Manslaughter Charges in Flint, Michigan Water Controversy: What Ramifications for Businesses?

On June 14, 2017, the Michigan Attorney General (“AG”) filed manslaughter charges against five current or former government officials.  The charges stem from the death of a Flint resident from Legionnaire’s Disease.

Criminal charges against government officials generally make headlines, as do charges against businesses or their managers.

Against one official, the charges assert that “the negligent omission by this defendant to perform a legal duty” resulted in the death of the resident.    The charges further state that the negligent omission was “the failure to alert the public about a Legionnaire’s Disease outbreak…when he had notice that another outbreak was foreseeable.”

Corrosion in the Water System and Legionnaire’s Disease

The AG alleges: (1) corrosion in the Flint water system increased the risk of Legionnaire’s Disease; (2) these officials negligently failed to perform their duty to warn about the risks that the water posed; and (3) this negligence caused the death of at least one Flint resident.

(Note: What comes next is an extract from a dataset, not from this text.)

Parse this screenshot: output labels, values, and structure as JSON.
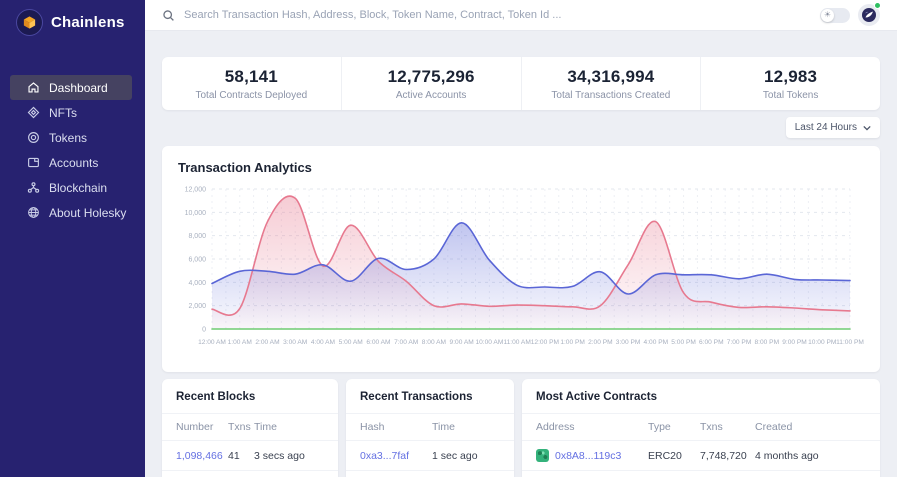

Manslaughter: Definition Varies by State

The definition of “manslaughter” is a matter of state law, and can vary across states.  In Michigan, it appears that simple negligence, when it is an omission to “perform a legal duty,” can be manslaughter if that negligence is a cause of death.  This suggests that the simple negligence of a company or a manager in failing to comply with a permit or regulation could be manslaughter, if that negligence causes a death.

In contrast, states such as Texas require proof that the defendant consciously disregarded a substantial and unjustifiable risk, or proof that the defendant took a risk of such a nature and degree that the failure to perceive it constituted a gross deviation from the standard of care that an ordinary person would exercise.  It appears that it would be much harder to convict a company or manger for a work place fatality in Texas.

State Law Expertise Is Vital

Criminal laws vary from state to state, and the methods that creative prosecutors may use to enforce against businesses will also vary.  Companies faced with potential criminal enforcement need excellent lawyers versed in the local state’s criminal law.

Expect Increased State and Local Enforcement

In Michigan, many view the current AG as a potential candidate for governor.  (Some say “AG” also means “aspiring governor.”)  While obtaining manslaughter convictions may be a legal and factual challenge, bringing the charges allowed the AG to appear on local, state, and national news to announce this enforcement action.

In an era when many state or local officials perceive a decreased interest in the federal government enforcing the law against businesses (See my prior alert), more state attorneys’ general and district attorneys will look for creative ways to bring enforcement actions against businesses, especially when accidents lead to work place fatalities.  Criminal charges against business entities or individual managers make headlines.